240,000 natives working
In the Johannesburg mines.
The poem isn’t only a question for poets, though it is also that. It’s one-third a question for poets, two-thirds the truth for everyone, and also, because one-third of the poem operates doubly, in that the question in the middle is also a kind of answer, one-third an answer for poets and anyone else who wonders what poems can do. The poem does not sentimentalize the suffering of the colonized workers in the name of politics and likewise does not aestheticize this suffering in the name of art. It also resolutely does not forget these workers or allow them to be forgotten, nor does it forget to mark its own place in the history of the class struggle. It retains the compelling anti-style of the Communist magazines in the United States, a mode which opened itself up so generously to readers that it offered little protection for its writers (including Hughes) as they met with devastating government repression in the years to come. The poem does all of this and yet also retains an intrinsic formal genius—in short, it is loyal to poetry, in that it offers a world, and loyal to the collective material struggle for a better world, in that it has a fundamental relationship to history.

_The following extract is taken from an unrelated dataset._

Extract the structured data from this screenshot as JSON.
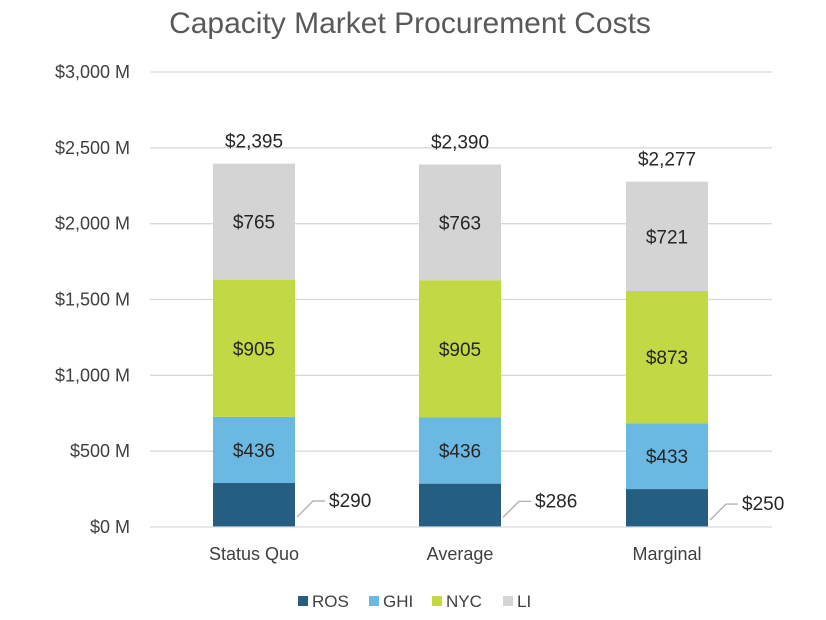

This poem is generous to the future, too, because of the portability of its form, by which I mean it is a form that can now travel from person to person and era to era, allowing for new poems to be made. As cunning as the inventor of the first sonnet, Hughes has in this poem given the world an enduring form, one with which each of us can write our own version of the poem, substituting for the first and third couplet other brutal facts of the world. Through its portability, the poem both continues as a literary form and expands as a social form, locating and re-locating itself in the revolutionary struggle as it moves with the changing shapes of history. The volta of the poem, and any of the poems that follow after it, remains intact in the poem’s possible rewritings: What kind of poem / would you make out of that? The poem turns on these lines and becomes its largest version, and as it does, it reflects the facts back as a mirror to themselves, forced into a devastating encounter. The contradiction of a world that holds both poetry and exploited labor is exposed. The poem’s question is the poem’s own answer, which is that things must not continue like this, and yet they do. Global capitalism, which produces miserable fact after miserable fact, will meet Hughes’s poem in this and its other variations for as long as its miserable arrangement of the world exists, and this poem, in Hughes’s version and all that follow, will always intercede with its unrelenting, proliferative answer.